"Ensemble pour la démocratie et la souveraineté", plateforme politique réunissant les partisans de Laurent Gbagbo, a été lancée jeudi 20 avril à Abidjan.
Portraits de Laurent Gbagbo affichés aux murs, décorations aux couleurs bleues du Front populaire ivoirien (FPI), morceaux de zouglou dédiés à l’ancien président… Tous les symboles chers aux partisans de la ligne « Gbagbo ou rien » étaient brandis jeudi dans un hôtel du quartier de la Palmeraie pour lancer la nouvelle plateforme politique des fidèles du « woody » de Mama, actuellement jugé par la Cour pénale internationale (CPI) à La Haye.

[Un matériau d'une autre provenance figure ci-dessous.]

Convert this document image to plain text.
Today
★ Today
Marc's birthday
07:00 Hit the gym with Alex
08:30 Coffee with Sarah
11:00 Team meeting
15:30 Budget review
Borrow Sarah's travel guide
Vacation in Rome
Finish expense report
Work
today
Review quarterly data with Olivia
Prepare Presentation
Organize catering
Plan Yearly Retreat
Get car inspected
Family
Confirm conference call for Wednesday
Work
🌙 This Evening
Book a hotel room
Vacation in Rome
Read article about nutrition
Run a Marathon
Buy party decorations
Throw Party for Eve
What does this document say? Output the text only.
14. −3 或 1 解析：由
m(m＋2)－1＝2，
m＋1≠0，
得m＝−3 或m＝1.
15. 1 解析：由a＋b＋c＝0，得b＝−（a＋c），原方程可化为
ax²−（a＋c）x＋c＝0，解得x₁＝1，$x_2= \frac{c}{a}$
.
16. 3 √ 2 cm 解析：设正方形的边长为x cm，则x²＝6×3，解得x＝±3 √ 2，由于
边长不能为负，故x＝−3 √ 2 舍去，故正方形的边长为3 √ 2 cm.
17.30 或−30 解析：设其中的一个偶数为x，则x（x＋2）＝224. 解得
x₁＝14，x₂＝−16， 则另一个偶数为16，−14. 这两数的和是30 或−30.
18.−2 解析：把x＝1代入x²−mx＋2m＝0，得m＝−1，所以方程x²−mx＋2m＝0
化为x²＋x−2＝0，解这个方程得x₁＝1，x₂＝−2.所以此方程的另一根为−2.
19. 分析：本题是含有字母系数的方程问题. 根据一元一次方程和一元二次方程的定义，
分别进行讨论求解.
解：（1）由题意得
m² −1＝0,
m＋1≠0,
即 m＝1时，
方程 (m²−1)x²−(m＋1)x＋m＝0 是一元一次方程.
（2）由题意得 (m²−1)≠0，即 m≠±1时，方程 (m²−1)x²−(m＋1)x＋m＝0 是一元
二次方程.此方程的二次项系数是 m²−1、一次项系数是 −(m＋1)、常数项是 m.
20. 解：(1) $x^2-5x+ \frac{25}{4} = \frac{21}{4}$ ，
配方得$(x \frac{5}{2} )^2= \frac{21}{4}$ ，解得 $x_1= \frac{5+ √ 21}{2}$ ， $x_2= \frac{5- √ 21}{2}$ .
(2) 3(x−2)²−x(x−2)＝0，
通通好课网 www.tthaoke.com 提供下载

Une structure baptisée « Ensemble pour la démocratie et la souveraineté » lancée en présence du « gardien du temple », Aboudramane Sangaré, mais présidée par Georges Armand Ouégnin, ancien secrétaire d’État sous Laurent Gbagbo et frère cadet de l’ancien directeur du protocole de Félix Houphouët-Boigny, Georges François Ouégnin.

Objectif 2020 ?

« Désormais, il faudra compter avec « Ensemble pour la démocratie et la souveraineté » sur l’échiquier politique », a lancé dans une ambiance surchauffée Georges Armand Ouégnin face aux partisans et sympathisants du mouvement, dont l’ancienne ministre Danielle Boni Claverie.

Objectif de la plateforme : obtenir la libération de Laurent et Simone Gbagbo, de Charles Blé Goudé et « de tous les prisonniers politiques », mais aussi se positionner en vue de la présidentielle de 2020. Un changement de stratégie de ceux qui avaient jusqu’à présent choisi de boycotter les dernières échéances électorales, tout en prenant soin de conditionner leur éventuelle participation à la présidentielle de 2020 à « la transparence » du futur scrutin.

Dans une lettre de Laurent Gbagbo lue par Philippe-Henri Dacoury-Tabley, ex-gouverneur de la BCEAO, l’ancien président ivoirien a appelé ses partisans à rejoindre la plateforme : « Nous sortirons vainqueurs de cette épreuve. Ce n’est pas seulement une conviction, c’est une certitude ».

« Nous sommes ouverts au dialogue »

Après un discours sans surprise très critique envers la politique d’Alassane Ouattara, Georges Armand Ouégnin a toutefois tendu la main au pouvoir. « Nous sommes ouverts au dialogue, nous ne voulons pas maintenir cet état de belligérance », a avancé ce chirurgien de formation.

« La porte est ouverte à tous ceux qui se reconnaissent de Laurent Gbagbo », a-t-il ajouté. Y compris Pascal Affi N’Guessan, président de l’autre frange du FPI, en rupture avec celle menée par Aboudramane Sangaré ? « Non », a soufflé un cadre de la nouvelle plateforme, réfutant à l’ancien Premier ministre de Laurent Gbagbo le titre même de président du FPI.